Dgkh, a key regulator of DAG catabolism, was identified as the only upregulated gene among the 10 DAG kinase family members analyzed, within the subset of 1,731 genes markedly upregulated by PPARα agonist treatment (Fig. 6E and F). The mRNA expression level of Dgkh exhibited a dose-dependent increase in the WT mice following treatment with Wy14,643 (Fig. 6G). Similarly, the DGKH level was upregulated by the activation of PPARα, which did not occur in KO mice (Fig. 6H and I). A markedly increased expression level of hepatic DAG was observed in the KO mice compared with the WT mice (Fig. 6J). Therefore, PPARα regulates more targets of the STR signaling besides the PLCβ, including TAS1R2, TAS1R3, and DGKH.
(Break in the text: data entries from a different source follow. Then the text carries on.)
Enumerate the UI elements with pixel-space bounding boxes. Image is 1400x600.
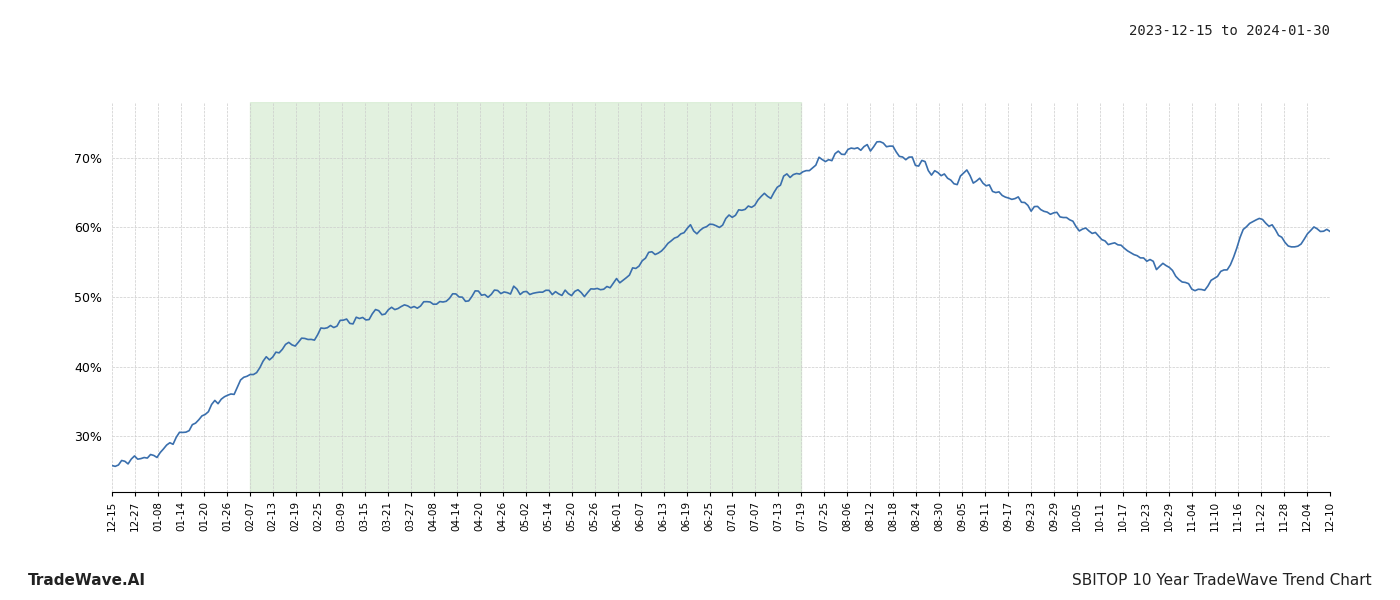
Text: TradeWave.AI: TradeWave.AI <box>28 573 146 588</box>
Text: SBITOP 10 Year TradeWave Trend Chart: SBITOP 10 Year TradeWave Trend Chart <box>1072 573 1372 588</box>
Text: 2023-12-15 to 2024-01-30: 2023-12-15 to 2024-01-30 <box>1128 24 1330 38</box>
Bar <box>249 102 801 492</box>
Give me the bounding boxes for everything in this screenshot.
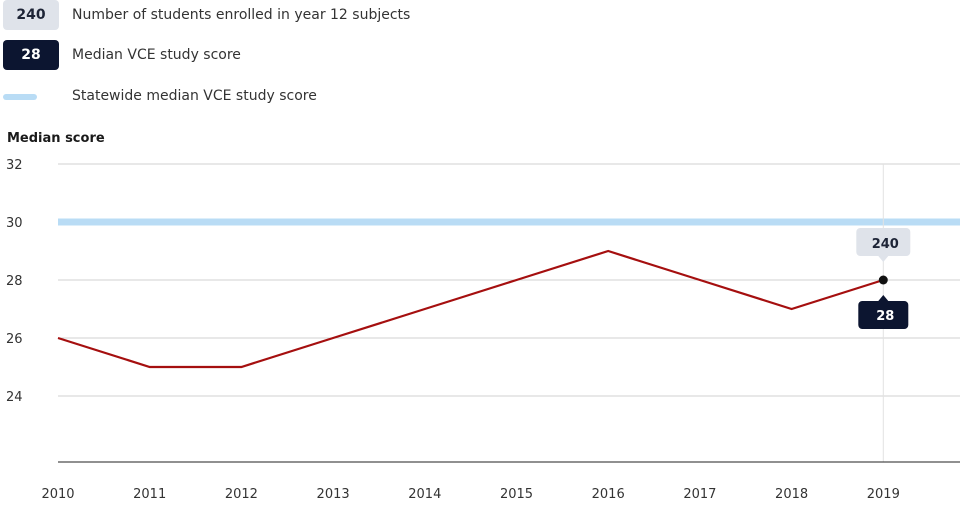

The therapeutic action of pharmacologically activated PPARα in AK-induced NAFLD was designed as shown in the flow chart (Fig. 7A). Consistent with the aforementioned observations, hepatic steatosis was markedly exacerbated in the WT-AK mice compared with the control mice. AK-induced lipid accumulation was effectively rescued in the WT-AK-F mice through pharmacological challenge with fenofibrate (Fig. 7B). In the KO mice, neither the pro-steatotic effect of AK nor the therapeutic response to fenofibrate was observed, suggesting both a physiological and pharmacological role of PPARα (Fig. 7B). Hepatic TG content was elevated by 10% in the WT-AK mice compared with the control group. Fenofibrate challenge led to a sharp reduction in this lipid marker compared with that in WT-AK and this was only observed in the WT mice (Fig. 7C). In the KO mice, no increase in TG by AK or decrease in TG by fenofibrate was observed (Fig. 7C).

In western blot analysis, a significant elevation of phosphorylated PLCβ expression was observed in the WT-AK mice compared with the control group (Fig. 7D). In the WT-AK-F group, both the total PLCβ and the phosphorylated PLCβ were markedly reduced (Fig. 7D). Notably, neither expression levels of phosphorylated nor total PLCβ was modified in the KO mice (Fig. 7D). These data suggested the steatotic effect of PLCβ activation mediated by physiological PPARα was inhibited by pharmacologically activated PPARα.